Research suggests that providing information directly to students in an accessible and personalized format can raise aspirations, change application behavior, and shape enrollment decisions. Hoxby and Turner’s Expanding College Opportunities study illustrated how a low-cost college guide could lower rates of undermatching among low-income, high achieving students. Delaware is now implementing that model statewide.

These interventions are only as good as the data upon which they’re based, and data on cost and quality are often incomplete or entirely absent. Critical information for low-income consumers—the graduation rates of Pell Grant recipients, for instance, or graduates’ post-graduation earnings and employment rates—are still not systematically available. Better federal and state-level data collection could help guide consumers towards sound choices.

  1. Boosting the Supply of Quality Seats

The effect of “demand side” reforms to financial aid and information will ultimately depend on the supply of quality seats. If the capacity of good programs is basically fixed, then every low-income student who gets a seat will displace another who would have benefited.

Fortunately, we are starting to learn how to design post-secondary programs that set low-income students up for success, but it often requires fundamentally reforming how colleges are organized. For instance, new research suggests that immersive, structured programs with clear expectations for student performance and behavior can promote success.

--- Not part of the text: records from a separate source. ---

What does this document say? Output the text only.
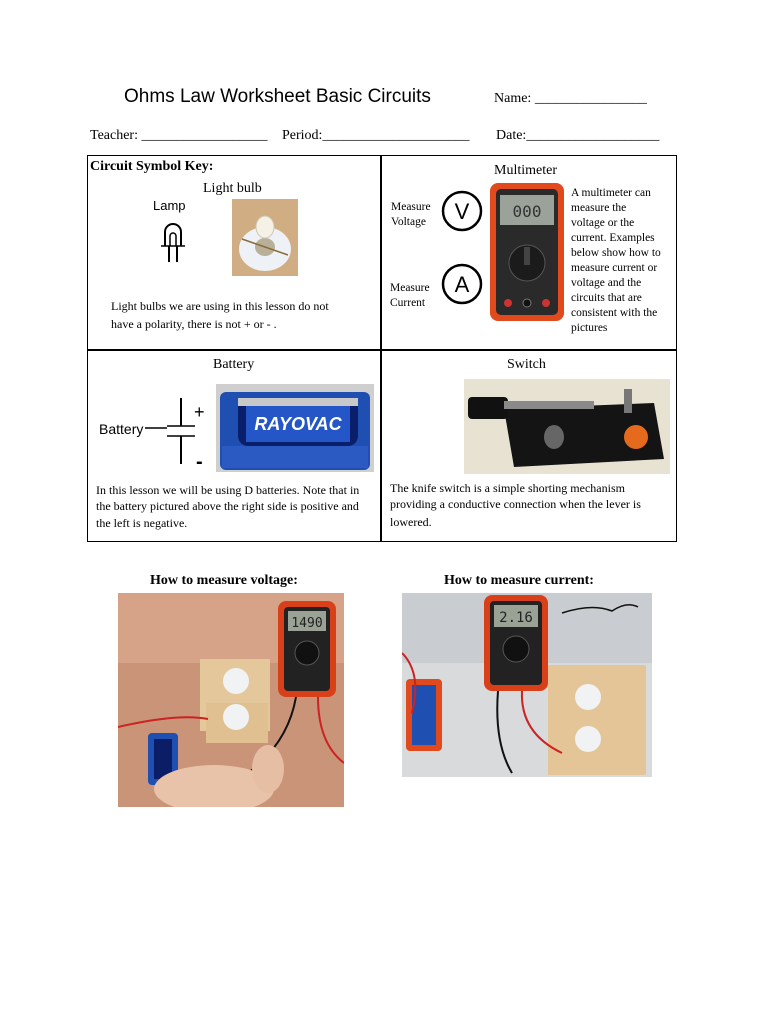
Ohms Law Worksheet Basic Circuits	Name: ________________
Teacher: __________________ Period:_____________________ Date:___________________
Circuit Symbol Key:
Light bulb
Lamp
Light bulbs we are using in this lesson do not
have a polarity, there is not + or - .
Multimeter
Measure
Voltage V
Measure
Current
A
000
A multimeter can
measure the
voltage or the
current. Examples
below show how to
measure current or
voltage and the
circuits that are
consistent with the
pictures
Battery
Battery
+
-
RAYOVAC
In this lesson we will be using D batteries. Note that in
the battery pictured above the right side is positive and
the left is negative.
Switch
The knife switch is a simple shorting mechanism
providing a conductive connection when the lever is
lowered.
How to measure voltage:	How to measure current:
1490	2.16
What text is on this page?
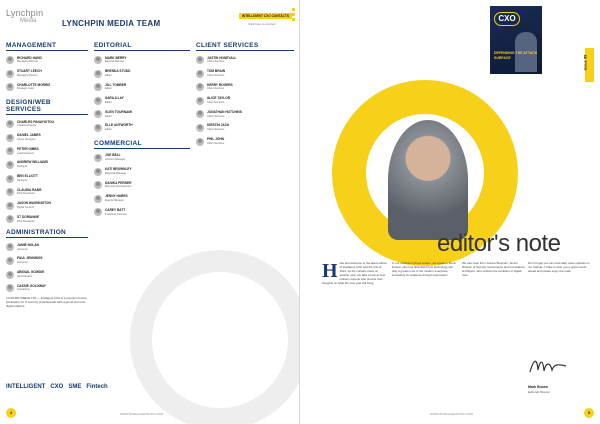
Lynchpin
Media	LYNCHPIN MEDIA TEAM
INTELLIGENT CXO CONTACTS
Click here to connect
MANAGEMENT
RICHARD HAND
Managing Director
STUART LEECH
Managing Partner
CHARLOTTE MORRIS
Strategic Lead
DESIGN/WEB SERVICES
CHARLES PANAYIOTOU
Creative Director
DANIEL JAMES
Senior Designer
PETER GIBBS
Lead Designer
ANDREW WILLIAMS
Designer
BEN ELLIOTT
Designer
CLAUDIA RAMS
Web Developer
JASON WASHINGTON
Digital Content
ST DORIANNE
Web Developer
ADMINISTRATION
JAMIE NOLAN
Accounts
PAUL JENNINGS
Accounts
ABIGAIL GOWDIE
Administrator
CASSIE GOLDWAY
Operations
LYNCHPIN MEDIA LTD — Intelligent CXO is a premium format publication for IT security professionals with regional print and digital editions.
EDITORIAL
MARK BERRY
Editorial Director
BRENDA STUDD
Editor
JILL TOMBER
Editor
SARA ILLAY
Editor
GLEN TOURNAMI
Editor
ELLE ANTWORTH
Editor
COMMERCIAL
JOE BELL
Account Manager
KATI BROWNLEY
Regional Manager
DANIKA PERDER
Business Development
JENNY HARES
Events Manager
CAREY BATT
Customer Success
CLIENT SERVICES
JUSTIN HONEYALL
Client Services
TOM BRAIN
Client Services
KERRY ROGERS
Client Services
ALICE TAYLOR
Client Services
JONATHAN HUTCHINS
Client Services
KIRSTIN JACK
Client Services
PHIL JOHN
Client Services
INTELLIGENT CXO SME Fintech
4	WWW.INTELLIGENTCXO.COM
CXO
DEFENDING THE ATTACK SURFACE	Issue 59
editor's note
H ello and welcome to the latest edition of Intelligent CXO and the first of 2024. As the curtains close on another year, we take a look at how industry experts who provide their thoughts on what the new year will bring.
In our Intelligent Cloud section, we speak to Kevin Downs, who has discussed how technology will play a greater role in the modern enterprise, increasing its resilience through automation.
We also hear from Joanne Bowman, Senior Director of Security Governance and Compliance at Diligent, who outlines the evolution of digital trust.
Don't forget you can read daily news updates on our website. I'd like to wish you a great month ahead and please enjoy the read!
Mark Brown
Editorial Director
5
WWW.INTELLIGENTCXO.COM
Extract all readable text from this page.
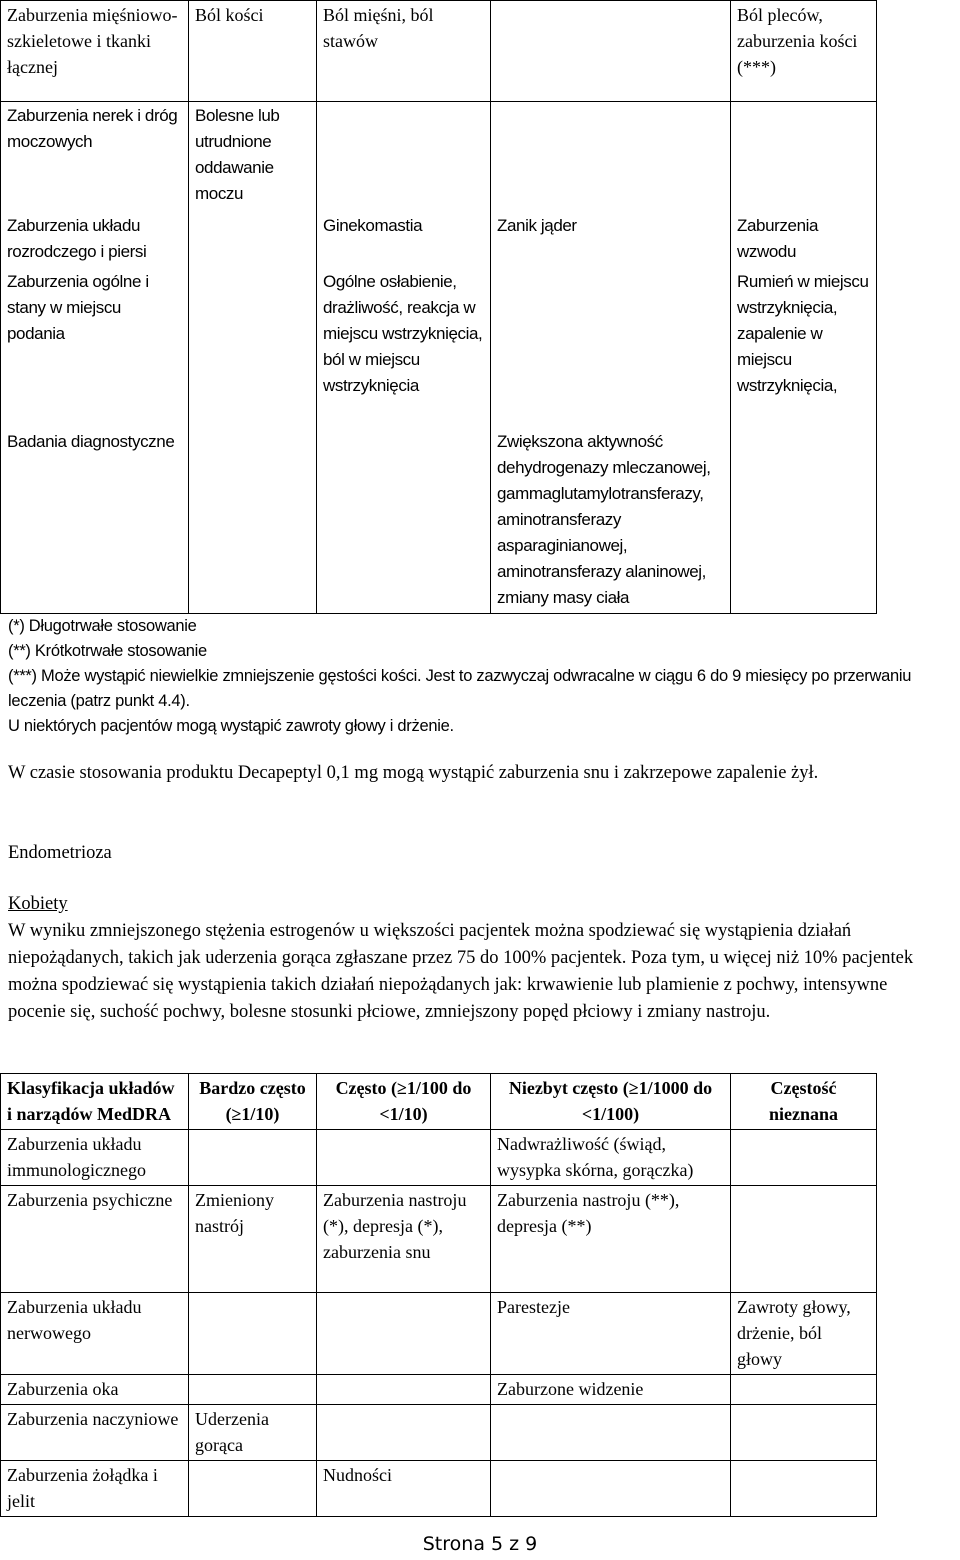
Zaburzenia mięśniowo-szkieletowe i tkanki łącznej	Ból kości	Ból mięśni, ból stawów		Ból pleców, zaburzenia kości (***)
Zaburzenia nerek i dróg moczowych	Bolesne lub utrudnione oddawanie moczu			
Zaburzenia układu rozrodczego i piersi		Ginekomastia	Zanik jąder	Zaburzenia wzwodu
Zaburzenia ogólne i stany w miejscu podania		Ogólne osłabienie, drażliwość, reakcja w miejscu wstrzyknięcia, ból w miejscu wstrzyknięcia		Rumień w miejscu wstrzyknięcia, zapalenie w miejscu wstrzyknięcia,
Badania diagnostyczne			Zwiększona aktywność dehydrogenazy mleczanowej, gammaglutamylotransferazy, aminotransferazy asparaginianowej, aminotransferazy alaninowej, zmiany masy ciała	
(*) Długotrwałe stosowanie
(**) Krótkotrwałe stosowanie
(***) Może wystąpić niewielkie zmniejszenie gęstości kości. Jest to zazwyczaj odwracalne w ciągu 6 do 9 miesięcy po przerwaniu leczenia (patrz punkt 4.4).
U niektórych pacjentów mogą wystąpić zawroty głowy i drżenie.
W czasie stosowania produktu Decapeptyl 0,1 mg mogą wystąpić zaburzenia snu i zakrzepowe zapalenie żył.
Endometrioza
Kobiety
W wyniku zmniejszonego stężenia estrogenów u większości pacjentek można spodziewać się wystąpienia działań niepożądanych, takich jak uderzenia gorąca zgłaszane przez 75 do 100% pacjentek. Poza tym, u więcej niż 10% pacjentek można spodziewać się wystąpienia takich działań niepożądanych jak: krwawienie lub plamienie z pochwy, intensywne pocenie się, suchość pochwy, bolesne stosunki płciowe, zmniejszony popęd płciowy i zmiany nastroju.
Klasyfikacja układów i narządów MedDRA	Bardzo często (≥1/10)	Często (≥1/100 do <1/10)	Niezbyt często (≥1/1000 do <1/100)	Częstość nieznana
Zaburzenia układu immunologicznego			Nadwrażliwość (świąd, wysypka skórna, gorączka)	
Zaburzenia psychiczne	Zmieniony nastrój	Zaburzenia nastroju (*), depresja (*), zaburzenia snu	Zaburzenia nastroju (**), depresja (**)	
Zaburzenia układu nerwowego			Parestezje	Zawroty głowy, drżenie, ból głowy
Zaburzenia oka			Zaburzone widzenie	
Zaburzenia naczyniowe	Uderzenia gorąca			
Zaburzenia żołądka i jelit		Nudności		
Strona 5 z 9
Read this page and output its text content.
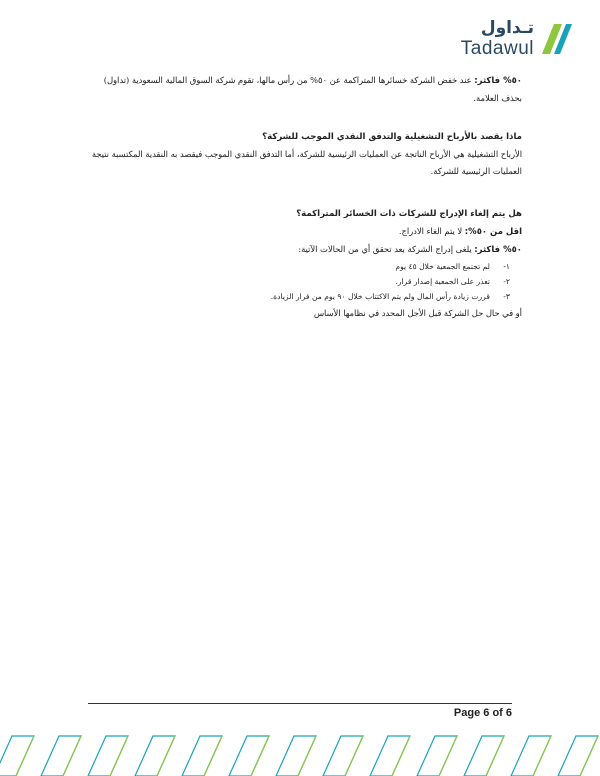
تـداول
Tadawul

٥٠% فاكثر: عند خفض الشركة خسائرها المتراكمة عن ٥٠% من رأس مالها، تقوم شركة السوق المالية السعودية (تداول) بحذف العلامة.

ماذا يقصد بالأرباح التشغيلية والتدفق النقدي الموجب للشركة؟

الأرباح التشغيلية هي الأرباح الناتجة عن العمليات الرئيسية للشركة، أما التدفق النقدي الموجب فيقصد به النقدية المكتسبة نتيجة العمليات الرئيسية للشركة.

هل يتم إلغاء الإدراج للشركات ذات الخسائر المتراكمة؟

اقل من ٥٠%: لا يتم الغاء الادراج.

٥٠% فاكثر: يلغى إدراج الشركة بعد تحقق أي من الحالات الآتية:

١-
لم تجتمع الجمعية خلال ٤٥ يوم
٢-
تعذر على الجمعية إصدار قرار.
٣-
قررت زيادة رأس المال ولم يتم الاكتتاب خلال ٩٠ يوم من قرار الزيادة.

أو في حال حل الشركة قبل الأجل المحدد في نظامها الأساس

Page 6 of 6
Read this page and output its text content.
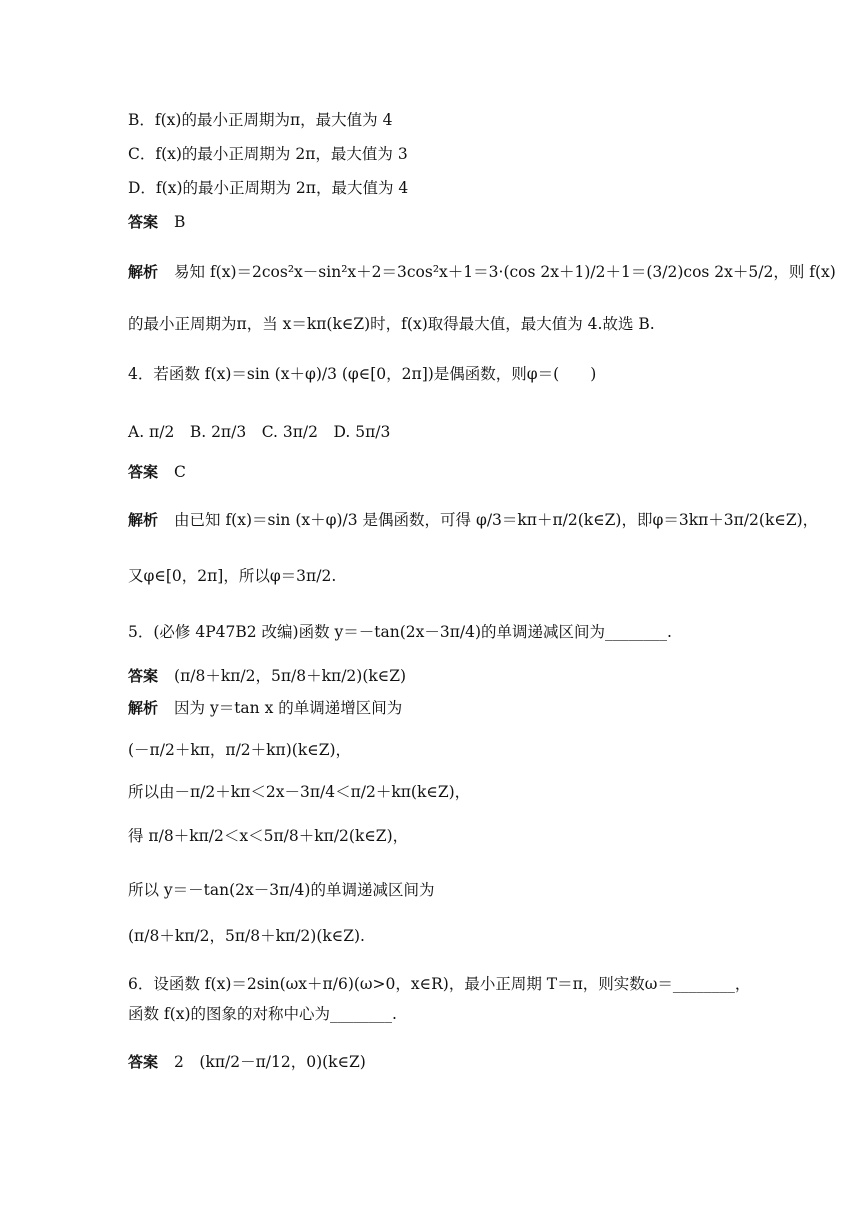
B．f(x)的最小正周期为π，最大值为 4
C．f(x)的最小正周期为 2π，最大值为 3
D．f(x)的最小正周期为 2π，最大值为 4
答案 B
解析 易知 f(x)＝2cos²x－sin²x＋2＝3cos²x＋1＝3·(cos 2x＋1)/2＋1＝(3/2)cos 2x＋5/2，则 f(x)
的最小正周期为π，当 x＝kπ(k∈Z)时，f(x)取得最大值，最大值为 4.故选 B.
4．若函数 f(x)＝sin (x＋φ)/3 (φ∈[0，2π])是偶函数，则φ＝(　　)
A. π/2　B. 2π/3　C. 3π/2　D. 5π/3
答案 C
解析 由已知 f(x)＝sin (x＋φ)/3 是偶函数，可得 φ/3＝kπ＋π/2(k∈Z)，即φ＝3kπ＋3π/2(k∈Z)，
又φ∈[0，2π]，所以φ＝3π/2.
5．(必修 4P47B2 改编)函数 y＝－tan(2x－3π/4)的单调递减区间为________.
答案 (π/8＋kπ/2，5π/8＋kπ/2)(k∈Z)
解析 因为 y＝tan x 的单调递增区间为
(－π/2＋kπ，π/2＋kπ)(k∈Z)，
所以由－π/2＋kπ＜2x－3π/4＜π/2＋kπ(k∈Z)，
得 π/8＋kπ/2＜x＜5π/8＋kπ/2(k∈Z)，
所以 y＝－tan(2x－3π/4)的单调递减区间为
(π/8＋kπ/2，5π/8＋kπ/2)(k∈Z).
6．设函数 f(x)＝2sin(ωx＋π/6)(ω>0，x∈R)，最小正周期 T＝π，则实数ω＝________，
函数 f(x)的图象的对称中心为________.
答案 2　(kπ/2－π/12，0)(k∈Z)
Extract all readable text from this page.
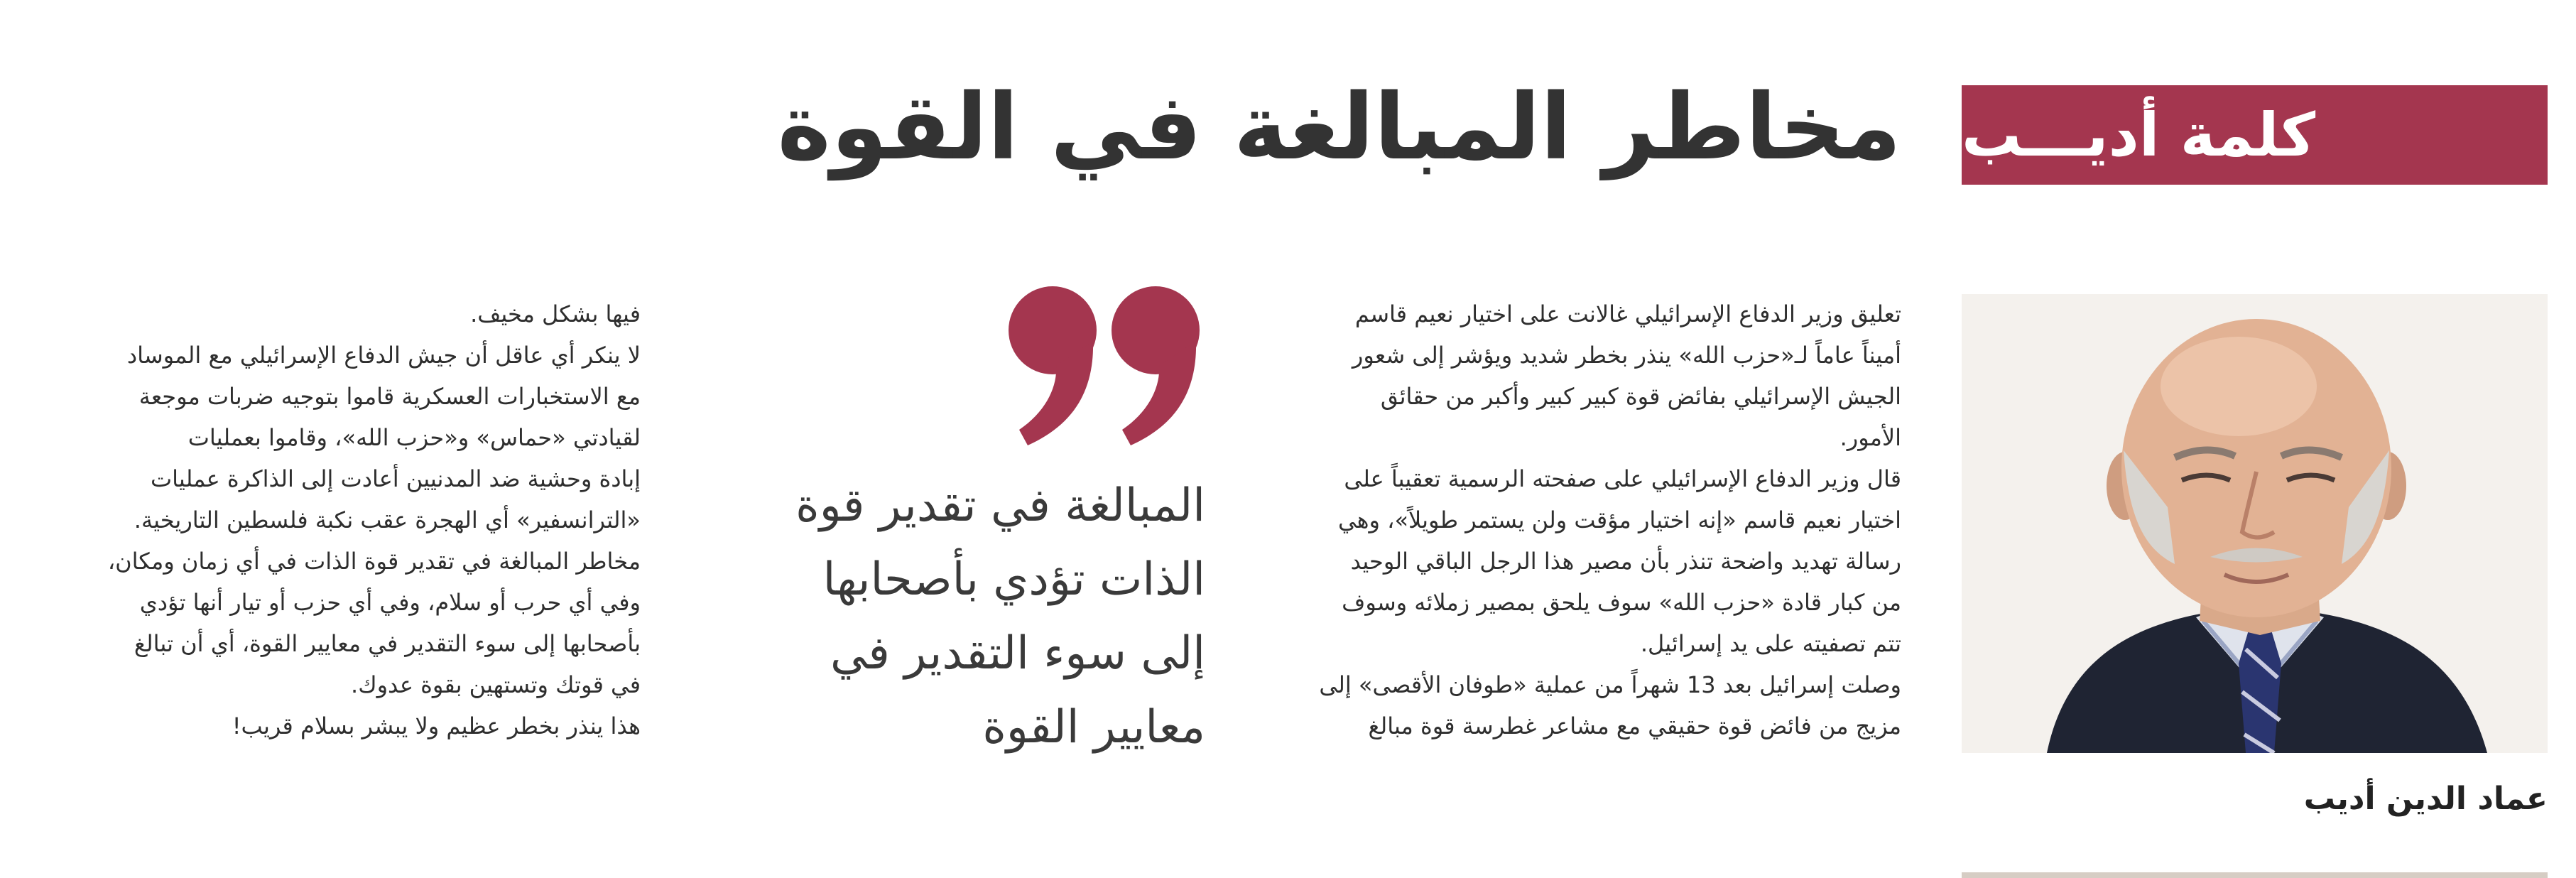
كلمة أديـــب
مخاطر المبالغة في القوة
عماد الدين أديب

تعليق وزير الدفاع الإسرائيلي غالانت على اختيار نعيم قاسم

أميناً عاماً لـ«حزب الله» ينذر بخطر شديد ويؤشر إلى شعور

الجيش الإسرائيلي بفائض قوة كبير كبير وأكبر من حقائق

الأمور.

قال وزير الدفاع الإسرائيلي على صفحته الرسمية تعقيباً على

اختيار نعيم قاسم «إنه اختيار مؤقت ولن يستمر طويلاً»، وهي

رسالة تهديد واضحة تنذر بأن مصير هذا الرجل الباقي الوحيد

من كبار قادة «حزب الله» سوف يلحق بمصير زملائه وسوف

تتم تصفيته على يد إسرائيل.

وصلت إسرائيل بعد 13 شهراً من عملية «طوفان الأقصى» إلى

مزيج من فائض قوة حقيقي مع مشاعر غطرسة قوة مبالغ

المبالغة في تقدير قوة
الذات تؤدي بأصحابها
إلى سوء التقدير في
معايير القوة

فيها بشكل مخيف.

لا ينكر أي عاقل أن جيش الدفاع الإسرائيلي مع الموساد

مع الاستخبارات العسكرية قاموا بتوجيه ضربات موجعة

لقيادتي «حماس» و«حزب الله»، وقاموا بعمليات

إبادة وحشية ضد المدنيين أعادت إلى الذاكرة عمليات

«الترانسفير» أي الهجرة عقب نكبة فلسطين التاريخية.

مخاطر المبالغة في تقدير قوة الذات في أي زمان ومكان،

وفي أي حرب أو سلام، وفي أي حزب أو تيار أنها تؤدي

بأصحابها إلى سوء التقدير في معايير القوة، أي أن تبالغ

في قوتك وتستهين بقوة عدوك.

هذا ينذر بخطر عظيم ولا يبشر بسلام قريب!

Unfortunately, most colleges are perfectly content with business as usual. To start, the federal government could put colleges on the hook when students default on loans, giving colleges more incentive to make institutional changes.

But policymakers must also create space for options besides the traditional two- or four-year college that can provide additional pathways to the middle class. For instance, learning skills for a particular field may not require multiple semesters of fifteen-week courses, general education requirements, and the like, but rather short bursts of intensive, targeted instruction followed by opportunities to apply that learning on the job. Learners could repeat this sequence several times to keep up with industry demands, all while earning credentials that add up to a larger whole.

Existing colleges and universities can promote upward mobility, but they are not miracle workers. It is time to again redefine what post-secondary education looks like and who it should serve.